In Vancouver there is a little boy named Dov, 18 months old. He is very good-natured, grinning far more often than crying. Like all toddlers he’s funny and cute and wins hearts everywhere he goes. He loves books and cookies and playing ball, but what he deeply does NOT love is being forced to change what he’s doing. If he wants to run toward the road, only physical force will divert him. If he’s watching the screen on Daddy’s Iphone, you’d better put in your earplugs before you take it away. If it’s time to put on snow pants when he’s happy in the livingroom, good luck. Dov doesn’t always embrace change. He doesn’t like to be changed, either.
Why am I still like a toddler?
If “the only constant in life is change” shouldn’t we be used to it by now?
Why do we often react to change with fear and loathing? Why do we assume change will be for the worse?

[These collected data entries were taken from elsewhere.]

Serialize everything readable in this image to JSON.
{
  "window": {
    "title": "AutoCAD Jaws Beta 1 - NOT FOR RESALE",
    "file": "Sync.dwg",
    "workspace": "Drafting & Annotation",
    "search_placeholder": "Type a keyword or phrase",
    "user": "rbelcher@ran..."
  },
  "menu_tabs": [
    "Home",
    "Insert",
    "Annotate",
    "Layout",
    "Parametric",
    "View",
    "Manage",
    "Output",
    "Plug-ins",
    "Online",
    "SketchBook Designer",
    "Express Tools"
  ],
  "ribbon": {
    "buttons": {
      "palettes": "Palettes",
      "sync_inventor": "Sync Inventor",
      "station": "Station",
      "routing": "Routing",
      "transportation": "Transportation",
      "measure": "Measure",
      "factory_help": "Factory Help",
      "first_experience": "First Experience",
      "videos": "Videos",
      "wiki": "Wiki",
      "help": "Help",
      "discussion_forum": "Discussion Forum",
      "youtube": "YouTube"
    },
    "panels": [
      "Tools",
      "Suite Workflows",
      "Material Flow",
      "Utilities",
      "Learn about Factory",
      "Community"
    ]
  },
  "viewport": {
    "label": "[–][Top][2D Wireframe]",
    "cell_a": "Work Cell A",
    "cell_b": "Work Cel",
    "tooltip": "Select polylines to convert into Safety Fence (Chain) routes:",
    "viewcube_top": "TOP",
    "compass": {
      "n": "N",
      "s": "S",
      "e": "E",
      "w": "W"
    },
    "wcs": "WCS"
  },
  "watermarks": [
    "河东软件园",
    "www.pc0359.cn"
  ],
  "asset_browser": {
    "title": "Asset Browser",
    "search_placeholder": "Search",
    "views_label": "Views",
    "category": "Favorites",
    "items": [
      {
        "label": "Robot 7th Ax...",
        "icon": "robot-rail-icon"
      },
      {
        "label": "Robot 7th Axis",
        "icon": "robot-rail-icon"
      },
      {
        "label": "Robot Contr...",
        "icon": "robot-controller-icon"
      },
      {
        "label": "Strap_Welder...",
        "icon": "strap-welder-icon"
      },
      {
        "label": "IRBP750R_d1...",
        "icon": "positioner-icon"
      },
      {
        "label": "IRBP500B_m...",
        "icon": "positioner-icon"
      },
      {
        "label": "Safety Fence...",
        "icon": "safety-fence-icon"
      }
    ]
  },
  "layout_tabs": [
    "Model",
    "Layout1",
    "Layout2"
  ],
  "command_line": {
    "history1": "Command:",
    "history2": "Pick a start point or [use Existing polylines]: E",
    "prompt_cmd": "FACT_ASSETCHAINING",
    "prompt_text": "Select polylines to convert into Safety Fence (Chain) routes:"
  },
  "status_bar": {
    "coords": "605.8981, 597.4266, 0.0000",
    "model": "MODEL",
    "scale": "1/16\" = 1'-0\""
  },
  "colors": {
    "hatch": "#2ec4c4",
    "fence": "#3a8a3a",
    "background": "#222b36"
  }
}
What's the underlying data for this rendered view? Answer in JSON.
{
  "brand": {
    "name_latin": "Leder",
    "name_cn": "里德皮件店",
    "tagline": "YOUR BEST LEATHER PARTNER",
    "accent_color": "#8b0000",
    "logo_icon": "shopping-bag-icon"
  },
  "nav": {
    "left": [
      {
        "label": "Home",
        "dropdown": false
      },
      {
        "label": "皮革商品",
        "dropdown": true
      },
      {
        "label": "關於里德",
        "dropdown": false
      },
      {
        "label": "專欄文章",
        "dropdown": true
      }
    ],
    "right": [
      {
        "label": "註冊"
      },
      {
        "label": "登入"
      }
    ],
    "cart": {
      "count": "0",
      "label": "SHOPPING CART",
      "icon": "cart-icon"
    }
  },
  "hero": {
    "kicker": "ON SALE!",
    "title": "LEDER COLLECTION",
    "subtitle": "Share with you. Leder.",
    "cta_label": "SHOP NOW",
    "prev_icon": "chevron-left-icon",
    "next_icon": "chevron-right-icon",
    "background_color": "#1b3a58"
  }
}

Researching the source of that quote, I found that from Heraclitus to Huxley, thinkers have discussed the instability and unpredictability of human life on planet Earth. Shouldn’t change feel like the norm instead of catching us off-guard?
You’d think that our life experience had been like the movie “Groundhog Day”, each day exactly like the previous one.
We’re so shaken when familiar landmarks fall or new circumstances arise. I park at a favourite restaurant and groan at the “Out of Business” sign. Instead of imagining the fun of finding a different favourite, I whine, “Can’t anything stay the same?” As soon as my husband and I get the basement floor re-tiled, our furnace humidifier springs a leak and we rant at the irony. Why are we so surprised? We’ve been on this planet for decades!
Maybe your older child had the skilled and friendly Grade 4 teacher so you’re shocked when your younger gets a new teacher nobody knows. Or just when you’re feeling comfortably confident in your current job, a tempting position is posted. Out of the blue a difficult decision is plopped in your lap. Why so unsettling?
Maybe it’s because we prefer to sleepwalk most of the time, like driving the route home on auto-pilot while we focus our thoughts elsewhere.
Although I often give thanks for the predictability of the Creator’s natural laws (spring always follows winter, and water always runs downhill in our furnace room), I guess I need to be thankful as well for surprising changes. No matter how common, change affects us like an alarm clock buzz. When we're startled awake, what if we could respond not with dread, but with excitement about new possibilities?
Recently I heard an interesting snatch from a video sermon. An athlete told about the football tackle that ended his professional sports career. He explained that instead of the natural tendency to cry, “Why did this happen to me?” he has learned to ask with anticipation, “Why am I suddenly here?” Why am I on this two-hour bus ride to an emergency room with my football trainer beside me? What unexpected opportunity or benefit might have suddenly arrived?
One of my favourite names in the bible for God is, “My Rock”.
Let’s see - how can I fit together a rock and an alarm clock?